Witam moge Cie kolego zapewnic ze sa sklepy nawet w malych miastach co maja wiecej w towarze niz to co napisales np. http://www.tanie-wedkowanie.abc24.pl/ na sklepie maja wiecej niz wystawione na internecie na miejscu maja kije po kilka set zl a nawet po kilka tysiecy za szt. wiec troche kasy trzeba miec zeby sie wbic na rynek.

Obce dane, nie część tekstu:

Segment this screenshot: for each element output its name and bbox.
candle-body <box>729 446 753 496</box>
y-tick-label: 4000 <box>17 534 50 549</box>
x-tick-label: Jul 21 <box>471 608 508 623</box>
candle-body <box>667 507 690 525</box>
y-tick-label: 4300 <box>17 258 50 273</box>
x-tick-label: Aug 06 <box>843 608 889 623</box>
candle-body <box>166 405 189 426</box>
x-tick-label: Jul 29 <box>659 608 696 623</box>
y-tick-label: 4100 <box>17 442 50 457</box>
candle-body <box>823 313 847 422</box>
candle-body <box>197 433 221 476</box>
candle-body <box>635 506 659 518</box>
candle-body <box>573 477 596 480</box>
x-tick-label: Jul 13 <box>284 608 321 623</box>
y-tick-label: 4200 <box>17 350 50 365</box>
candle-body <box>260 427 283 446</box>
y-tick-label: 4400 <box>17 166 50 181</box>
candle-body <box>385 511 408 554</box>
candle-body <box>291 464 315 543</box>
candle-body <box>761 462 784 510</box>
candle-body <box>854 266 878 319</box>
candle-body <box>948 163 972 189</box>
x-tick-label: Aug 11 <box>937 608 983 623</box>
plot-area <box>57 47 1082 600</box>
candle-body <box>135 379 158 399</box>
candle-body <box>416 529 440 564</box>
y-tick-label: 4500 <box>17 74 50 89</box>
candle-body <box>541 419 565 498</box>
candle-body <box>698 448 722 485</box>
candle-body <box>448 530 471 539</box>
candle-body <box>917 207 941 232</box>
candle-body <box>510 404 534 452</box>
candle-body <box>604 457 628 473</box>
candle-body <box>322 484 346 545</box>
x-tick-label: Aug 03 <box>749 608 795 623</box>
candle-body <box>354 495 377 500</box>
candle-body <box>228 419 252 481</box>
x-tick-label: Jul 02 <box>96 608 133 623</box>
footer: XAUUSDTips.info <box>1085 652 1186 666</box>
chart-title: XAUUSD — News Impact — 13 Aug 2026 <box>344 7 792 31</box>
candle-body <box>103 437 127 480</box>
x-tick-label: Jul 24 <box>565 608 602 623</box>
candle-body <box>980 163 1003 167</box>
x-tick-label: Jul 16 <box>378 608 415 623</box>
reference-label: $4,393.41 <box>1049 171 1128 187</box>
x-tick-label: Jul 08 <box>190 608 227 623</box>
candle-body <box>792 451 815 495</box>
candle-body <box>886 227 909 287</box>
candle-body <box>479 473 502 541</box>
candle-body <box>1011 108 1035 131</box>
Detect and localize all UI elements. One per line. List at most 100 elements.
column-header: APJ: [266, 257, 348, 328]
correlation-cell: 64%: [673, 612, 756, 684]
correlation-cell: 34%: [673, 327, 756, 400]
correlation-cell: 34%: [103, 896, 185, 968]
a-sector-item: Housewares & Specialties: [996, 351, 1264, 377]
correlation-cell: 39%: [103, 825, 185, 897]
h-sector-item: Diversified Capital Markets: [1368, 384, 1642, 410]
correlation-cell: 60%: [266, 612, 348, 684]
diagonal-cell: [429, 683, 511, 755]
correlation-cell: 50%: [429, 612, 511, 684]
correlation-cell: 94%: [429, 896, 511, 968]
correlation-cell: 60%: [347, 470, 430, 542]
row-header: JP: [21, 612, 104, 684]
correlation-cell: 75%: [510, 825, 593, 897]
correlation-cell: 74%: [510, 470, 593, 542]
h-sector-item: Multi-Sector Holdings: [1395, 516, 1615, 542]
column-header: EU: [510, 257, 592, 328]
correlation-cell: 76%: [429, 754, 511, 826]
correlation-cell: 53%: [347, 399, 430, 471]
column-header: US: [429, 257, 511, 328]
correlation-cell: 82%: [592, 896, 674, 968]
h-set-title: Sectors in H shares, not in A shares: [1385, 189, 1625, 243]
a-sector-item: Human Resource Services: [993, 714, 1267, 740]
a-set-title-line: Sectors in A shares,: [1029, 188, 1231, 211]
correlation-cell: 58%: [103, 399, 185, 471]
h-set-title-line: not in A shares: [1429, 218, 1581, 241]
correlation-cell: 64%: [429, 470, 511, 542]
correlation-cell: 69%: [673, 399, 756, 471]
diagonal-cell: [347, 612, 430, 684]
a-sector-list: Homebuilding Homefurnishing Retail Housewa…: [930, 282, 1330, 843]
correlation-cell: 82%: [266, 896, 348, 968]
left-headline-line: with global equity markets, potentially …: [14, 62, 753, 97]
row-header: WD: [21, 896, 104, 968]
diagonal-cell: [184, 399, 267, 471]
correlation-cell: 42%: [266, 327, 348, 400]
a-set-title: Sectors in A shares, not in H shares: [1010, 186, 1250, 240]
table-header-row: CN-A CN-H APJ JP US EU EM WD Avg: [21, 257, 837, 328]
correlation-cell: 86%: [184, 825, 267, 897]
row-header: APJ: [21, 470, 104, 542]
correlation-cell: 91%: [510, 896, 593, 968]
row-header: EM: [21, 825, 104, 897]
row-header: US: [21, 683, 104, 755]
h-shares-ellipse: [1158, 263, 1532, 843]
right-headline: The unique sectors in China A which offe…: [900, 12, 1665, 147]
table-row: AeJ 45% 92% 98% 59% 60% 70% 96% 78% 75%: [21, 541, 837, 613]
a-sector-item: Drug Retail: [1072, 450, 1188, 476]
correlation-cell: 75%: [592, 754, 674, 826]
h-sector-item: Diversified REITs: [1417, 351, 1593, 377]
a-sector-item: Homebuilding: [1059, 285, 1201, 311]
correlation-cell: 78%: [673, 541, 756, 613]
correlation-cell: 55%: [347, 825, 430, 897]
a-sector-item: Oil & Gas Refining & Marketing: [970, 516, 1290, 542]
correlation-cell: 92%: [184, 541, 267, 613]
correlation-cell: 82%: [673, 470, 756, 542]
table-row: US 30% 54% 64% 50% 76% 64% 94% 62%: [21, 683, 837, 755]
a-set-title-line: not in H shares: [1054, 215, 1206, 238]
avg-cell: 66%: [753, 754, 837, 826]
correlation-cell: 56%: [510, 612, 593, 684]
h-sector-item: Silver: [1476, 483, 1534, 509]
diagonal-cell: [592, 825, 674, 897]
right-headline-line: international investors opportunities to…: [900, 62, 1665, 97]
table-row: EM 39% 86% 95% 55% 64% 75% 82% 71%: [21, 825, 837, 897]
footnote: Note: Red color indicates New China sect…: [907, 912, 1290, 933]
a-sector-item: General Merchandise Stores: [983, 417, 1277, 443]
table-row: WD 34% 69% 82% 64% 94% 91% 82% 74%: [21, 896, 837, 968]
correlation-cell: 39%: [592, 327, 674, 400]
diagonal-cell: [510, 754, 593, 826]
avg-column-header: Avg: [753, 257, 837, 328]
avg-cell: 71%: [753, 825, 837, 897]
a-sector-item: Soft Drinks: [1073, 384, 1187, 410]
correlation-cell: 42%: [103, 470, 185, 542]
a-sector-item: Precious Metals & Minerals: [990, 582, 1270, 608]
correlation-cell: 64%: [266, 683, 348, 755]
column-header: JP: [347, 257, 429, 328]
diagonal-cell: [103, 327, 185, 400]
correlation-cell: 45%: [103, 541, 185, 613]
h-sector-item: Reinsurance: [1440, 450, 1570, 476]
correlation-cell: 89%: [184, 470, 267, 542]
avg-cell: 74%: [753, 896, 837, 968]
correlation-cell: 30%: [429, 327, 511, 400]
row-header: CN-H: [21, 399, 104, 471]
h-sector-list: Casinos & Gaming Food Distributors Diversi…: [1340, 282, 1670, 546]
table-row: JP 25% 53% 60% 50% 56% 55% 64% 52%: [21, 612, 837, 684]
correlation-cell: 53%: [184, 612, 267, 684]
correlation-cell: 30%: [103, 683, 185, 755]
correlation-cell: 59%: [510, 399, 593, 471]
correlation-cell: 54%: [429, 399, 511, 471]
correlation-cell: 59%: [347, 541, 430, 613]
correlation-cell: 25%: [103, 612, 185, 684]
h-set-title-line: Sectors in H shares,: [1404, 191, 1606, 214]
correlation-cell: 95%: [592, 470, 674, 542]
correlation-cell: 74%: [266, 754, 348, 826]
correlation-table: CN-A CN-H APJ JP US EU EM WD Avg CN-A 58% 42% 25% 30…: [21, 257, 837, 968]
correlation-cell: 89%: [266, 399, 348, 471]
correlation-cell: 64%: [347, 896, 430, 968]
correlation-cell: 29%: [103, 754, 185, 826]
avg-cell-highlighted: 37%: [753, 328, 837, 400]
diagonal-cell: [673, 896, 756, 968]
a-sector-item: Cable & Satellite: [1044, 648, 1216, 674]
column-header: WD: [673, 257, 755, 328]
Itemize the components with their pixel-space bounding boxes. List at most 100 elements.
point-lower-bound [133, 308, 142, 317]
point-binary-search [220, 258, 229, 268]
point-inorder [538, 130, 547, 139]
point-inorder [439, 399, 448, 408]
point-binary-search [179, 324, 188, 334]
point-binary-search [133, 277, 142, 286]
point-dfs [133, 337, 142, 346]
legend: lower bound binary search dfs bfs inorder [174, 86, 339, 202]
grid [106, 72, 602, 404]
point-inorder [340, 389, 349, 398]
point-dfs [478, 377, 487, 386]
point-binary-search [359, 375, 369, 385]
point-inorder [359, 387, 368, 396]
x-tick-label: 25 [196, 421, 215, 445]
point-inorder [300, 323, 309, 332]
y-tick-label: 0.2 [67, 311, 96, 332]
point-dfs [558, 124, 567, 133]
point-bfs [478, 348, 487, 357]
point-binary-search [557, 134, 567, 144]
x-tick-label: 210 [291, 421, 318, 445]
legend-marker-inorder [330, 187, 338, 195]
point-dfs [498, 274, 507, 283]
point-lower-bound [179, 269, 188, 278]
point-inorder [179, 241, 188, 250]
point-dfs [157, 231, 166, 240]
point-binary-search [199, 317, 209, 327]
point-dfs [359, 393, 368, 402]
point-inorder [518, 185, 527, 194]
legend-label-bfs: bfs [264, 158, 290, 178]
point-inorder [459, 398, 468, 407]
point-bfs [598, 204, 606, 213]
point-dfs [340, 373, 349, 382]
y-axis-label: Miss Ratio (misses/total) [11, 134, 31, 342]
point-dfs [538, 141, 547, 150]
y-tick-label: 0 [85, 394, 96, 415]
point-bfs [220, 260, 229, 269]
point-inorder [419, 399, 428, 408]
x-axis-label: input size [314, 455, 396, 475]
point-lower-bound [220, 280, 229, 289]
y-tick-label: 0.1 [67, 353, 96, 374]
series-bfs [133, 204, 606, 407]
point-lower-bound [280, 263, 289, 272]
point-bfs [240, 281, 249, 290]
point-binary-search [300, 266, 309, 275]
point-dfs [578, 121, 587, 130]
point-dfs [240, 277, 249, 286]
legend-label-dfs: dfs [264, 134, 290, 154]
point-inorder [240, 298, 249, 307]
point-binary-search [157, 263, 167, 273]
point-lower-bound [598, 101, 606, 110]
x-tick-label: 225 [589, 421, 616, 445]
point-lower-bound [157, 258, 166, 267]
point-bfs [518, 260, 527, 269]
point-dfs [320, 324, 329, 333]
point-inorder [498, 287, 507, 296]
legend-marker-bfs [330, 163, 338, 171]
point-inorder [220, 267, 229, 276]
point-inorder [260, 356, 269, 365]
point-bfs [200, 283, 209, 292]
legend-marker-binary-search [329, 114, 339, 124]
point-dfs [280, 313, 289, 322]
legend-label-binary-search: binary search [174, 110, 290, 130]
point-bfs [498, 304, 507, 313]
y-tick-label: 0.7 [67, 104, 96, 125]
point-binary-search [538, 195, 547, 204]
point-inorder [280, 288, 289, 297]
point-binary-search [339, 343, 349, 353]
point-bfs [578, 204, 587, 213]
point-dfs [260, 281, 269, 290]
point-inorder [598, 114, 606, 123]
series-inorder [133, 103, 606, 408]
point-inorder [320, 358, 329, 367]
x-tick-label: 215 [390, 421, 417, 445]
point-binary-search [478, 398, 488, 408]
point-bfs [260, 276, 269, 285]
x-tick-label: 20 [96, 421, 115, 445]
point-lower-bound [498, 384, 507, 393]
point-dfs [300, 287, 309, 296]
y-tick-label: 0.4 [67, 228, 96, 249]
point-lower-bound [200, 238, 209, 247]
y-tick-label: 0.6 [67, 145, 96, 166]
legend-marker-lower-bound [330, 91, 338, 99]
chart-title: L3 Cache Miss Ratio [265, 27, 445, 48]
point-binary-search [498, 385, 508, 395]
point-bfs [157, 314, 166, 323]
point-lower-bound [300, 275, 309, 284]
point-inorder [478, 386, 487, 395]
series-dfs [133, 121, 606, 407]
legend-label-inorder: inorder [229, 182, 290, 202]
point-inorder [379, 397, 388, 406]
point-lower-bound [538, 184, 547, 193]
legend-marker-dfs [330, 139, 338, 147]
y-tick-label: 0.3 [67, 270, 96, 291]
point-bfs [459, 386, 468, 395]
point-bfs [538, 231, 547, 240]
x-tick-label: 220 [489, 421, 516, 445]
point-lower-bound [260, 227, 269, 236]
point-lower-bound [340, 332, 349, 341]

Ale zawsze warto sprobowac moze sie uda jak szczescie dopisze (2012/09/27 22:26)

henryk58


Witam

Zastanawiam sie nad otworzeniem sklepu ze sprzętem wedkarskim w mieście wojewódzkim, interesuje mnie zdanie na ten temat kolegów zwłaszcza mających doświadczenie wtym zakresie ,jakie  są marże, jakie osiąga sie obroty na czym njlepiej  się wychodzi a naczym traci  .

Z  góry dzięki za info.

 

Wielu "fachowców" się wypowiadało a ja Ci mówię jak nie otworzysz to później będziesz żałował


życzę sukcesu (2012/09/27 22:39)

Piotr 100574


nazwę sklepu zrób a la carp to nawet ręczniki czy pościel ci będzie w tym sklepie schodzić jak świeże bułeczki ,powodzenia życzę (2012/09/28 22:26)

JOPEK1971


Sam sklep z artykułami wędkarskimi zdechnie zimą,warto miec jeszcze wspomagacza w postaci zoologicznego działu,jakieś żarło pare chomików itd.Na początku poznaj kumpla który czasem wspomoże Ciebie gotówką którą musisz zapłacic za towar.Nie ma bajki,na renomę trzeba zapracowac.Na początek radzę głównie trzymac się karpiarstwa,spławika(tyczka,bat),najwięcej wędkarzy łowi na taki sprzęt.Morskie łowienie też przynosi dochody,bo wiele osób pragnie dorsza,nawet tacy co nie trzymali wędki w ręce.Spinning dochody też przynosi,ale z tym bym poczekał,choc kilka przynęt,parę gadżetów,żyłek,plecionek,i innych drobiazgów warto miec.Warto zaprzyjażnic się z dealerem jakieś firmy,zapraszając go na popijawę.ostatnio byłem na takiej,kupa śmiechu a interes idzie. (2012/09/29 00:19)

retek


Dzięki wszystkim za informacje te zachecające jak i odradzające będę myślał dalej.